Beyond the warmaking issue, the question of constitutional intent grows even murkier. Several framers, notably Gouverneur Morris and James Madison, described the appropriations power as the ultimate guarantee of congressional predominance in foreign affairs. But the experience of the treaty-making clause (where, at the last minute, the framers involved the executive in the process after initially planning to grant all treaty-making power to the Senate) suggests that the intended balance between the two branches changed in the president's favor as the Constitutional Convention proceeded. Memories of the chaotic and indecisive foreign policy of the Confederation period may very well have caused the framers to reconsider congressional dominance in international affairs.

The diplomacy of the early Republic, however, featured a much weaker legislative role than even the most ardent advocates of executive authority could have anticipated. In a variety of initiatives, George Washington asserted executive primacy. His handling of the nation's first treaties—with the Indian nations and then Jay's Treaty with England (1795–1796)—decreased the Senate's advisory capacity. His proclamation of neutrality in the wars of the French Revolution and his response to the revolt in Haiti strengthened the executive's hand in interpreting treaties already on the books. When Congress investigated Arthur St. Clair's disastrous military defeat by Indians on the Ohio frontier in November 1791, Washington established a precedent by invoking executive privilege so that he could withhold documents from Congress.
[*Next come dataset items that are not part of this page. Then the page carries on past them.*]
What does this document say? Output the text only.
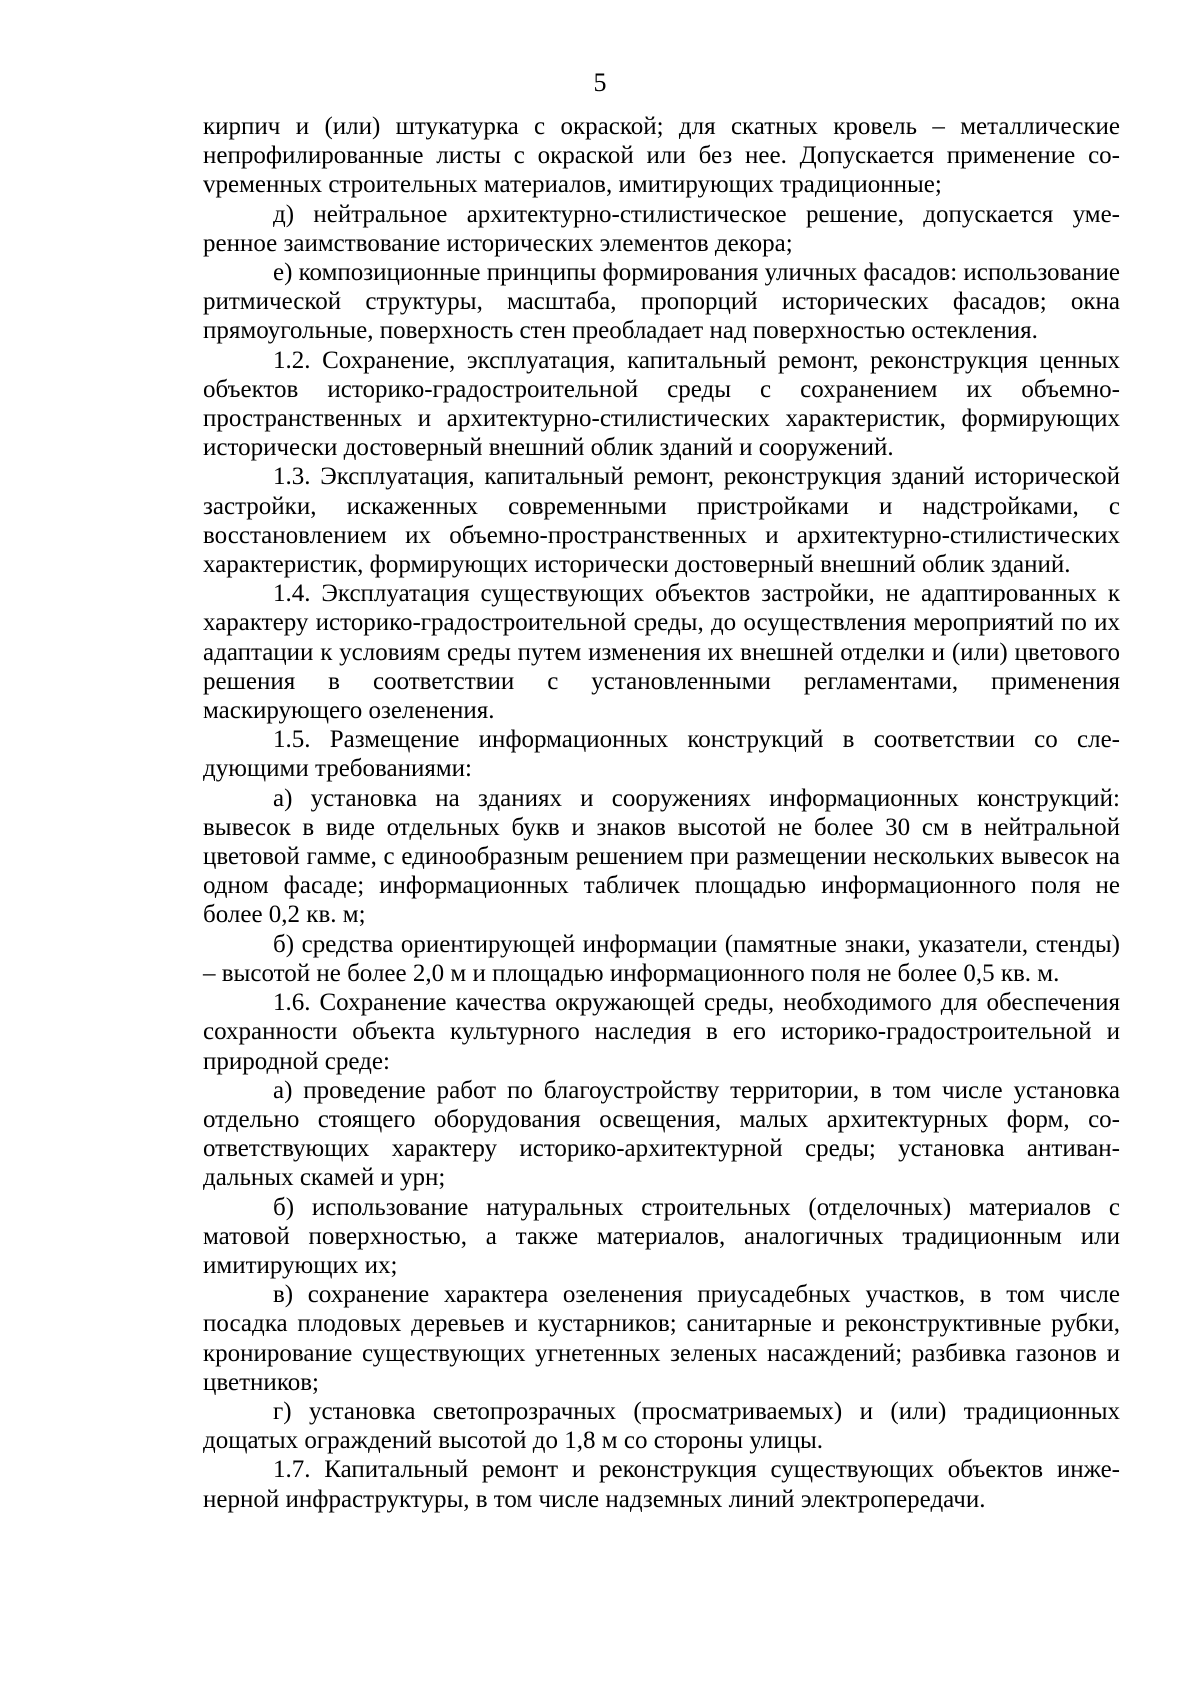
5

кирпич и (или) штукатурка с окраской; для скатных кровель – металлические непрофилированные листы с окраской или без нее. Допускается применение соvременных строительных материалов, имитирующих традиционные;

д) нейтральное архитектурно-стилистическое решение, допускается умеренное заимствование исторических элементов декора;

е) композиционные принципы формирования уличных фасадов: использование ритмической структуры, масштаба, пропорций исторических фасадов; окна прямоугольные, поверхность стен преобладает над поверхностью остекления.

1.2. Сохранение, эксплуатация, капитальный ремонт, реконструкция ценных объектов историко-градостроительной среды с сохранением их объемно-пространственных и архитектурно-стилистических характеристик, формирующих исторически достоверный внешний облик зданий и сооружений.

1.3. Эксплуатация, капитальный ремонт, реконструкция зданий исторической застройки, искаженных современными пристройками и надстройками, с восстановлением их объемно-пространственных и архитектурно-стилистических характеристик, формирующих исторически достоверный внешний облик зданий.

1.4. Эксплуатация существующих объектов застройки, не адаптированных к характеру историко-градостроительной среды, до осуществления мероприятий по их адаптации к условиям среды путем изменения их внешней отделки и (или) цветового решения в соответствии с установленными регламентами, применения маскирующего озеленения.

1.5. Размещение информационных конструкций в соответствии со следующими требованиями:

а) установка на зданиях и сооружениях информационных конструкций: вывесок в виде отдельных букв и знаков высотой не более 30 см в нейтральной цветовой гамме, с единообразным решением при размещении нескольких вывесок на одном фасаде; информационных табличек площадью информационного поля не более 0,2 кв. м;

б) средства ориентирующей информации (памятные знаки, указатели, стенды) – высотой не более 2,0 м и площадью информационного поля не более 0,5 кв. м.

1.6. Сохранение качества окружающей среды, необходимого для обеспечения сохранности объекта культурного наследия в его историко-градостроительной и природной среде:

а) проведение работ по благоустройству территории, в том числе установка отдельно стоящего оборудования освещения, малых архитектурных форм, соответствующих характеру историко-архитектурной среды; установка антивандальных скамей и урн;

б) использование натуральных строительных (отделочных) материалов с матовой поверхностью, а также материалов, аналогичных традиционным или имитирующих их;

в) сохранение характера озеленения приусадебных участков, в том числе посадка плодовых деревьев и кустарников; санитарные и реконструктивные рубки, кронирование существующих угнетенных зеленых насаждений; разбивка газонов и цветников;

г) установка светопрозрачных (просматриваемых) и (или) традиционных дощатых ограждений высотой до 1,8 м со стороны улицы.

1.7. Капитальный ремонт и реконструкция существующих объектов инженерной инфраструктуры, в том числе надземных линий электропередачи.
Although rhetorically committed to a strong foreign policy role for Congress, Thomas Jefferson also articulated a domestic agenda that aimed to forestall the corrupting effects of industrialization through territorial expansion and overseas commerce. When forced to choose between strict constructionism and his ideals, he consistently selected the latter. The most spectacular case was the Louisiana Purchase, but the most constitutionally significant came in the wars against the Barbary states—North African states whose piracy threatened Jefferson's vision of the United States carrying on an active worldwide commerce in agricultural goods. The president undertook a naval campaign without a direct declaration of war, and his policy would be cited for generations to come to justify unilateral presidential warmaking. In addition, Jefferson's effective leadership of the Republican legislative majorities allowed him to bypass a rather supine Congress on foreign policy matters. Even James Madison, who justifiably lacks a reputation as a strong president, successfully expanded executive authority. Most scholarship now downplays the significance of congressional "warhawks" such as Henry Clay and John Calhoun in forcing the president's hand to enter the War of 1812. Moreover, beyond European affairs, Madison retained primacy over policy toward the revolts in Spanish America. He consistently opposed extending diplomatic recognition to the rebellious colonies, which, because the Senate had power to confirm all ambassadors, would have involved the legislature in Latin American policy. Instead, Madison relied on private agents, unauthorized by Congress, and thus expanded executive power even further.

In contrast to such executive assertiveness, congressional attempts to establish a foothold in international affairs floundered. As Washington demonstrated, the treaty-making power did not guarantee a clear role for the Senate in making foreign policy. At the same time, the failure of House Republicans to block appropriations to implement Jay's Treaty provided the first in a series of unsuccessful attempts by the lower chamber to increase its international role. That this setback established a precedent, however, would only gradually emerge; over the next quarter century, factions within the House repeatedly challenged the constitutionality of executive predominance in foreign policy. But such initiatives, emanating from arch-Jeffersonian forces around Albert Gallatin in the 1790s, the Federalists in the early 1800s, and the small band of "Old Republicans" led by John Randolph in the 1810s, all fell well short of majority support.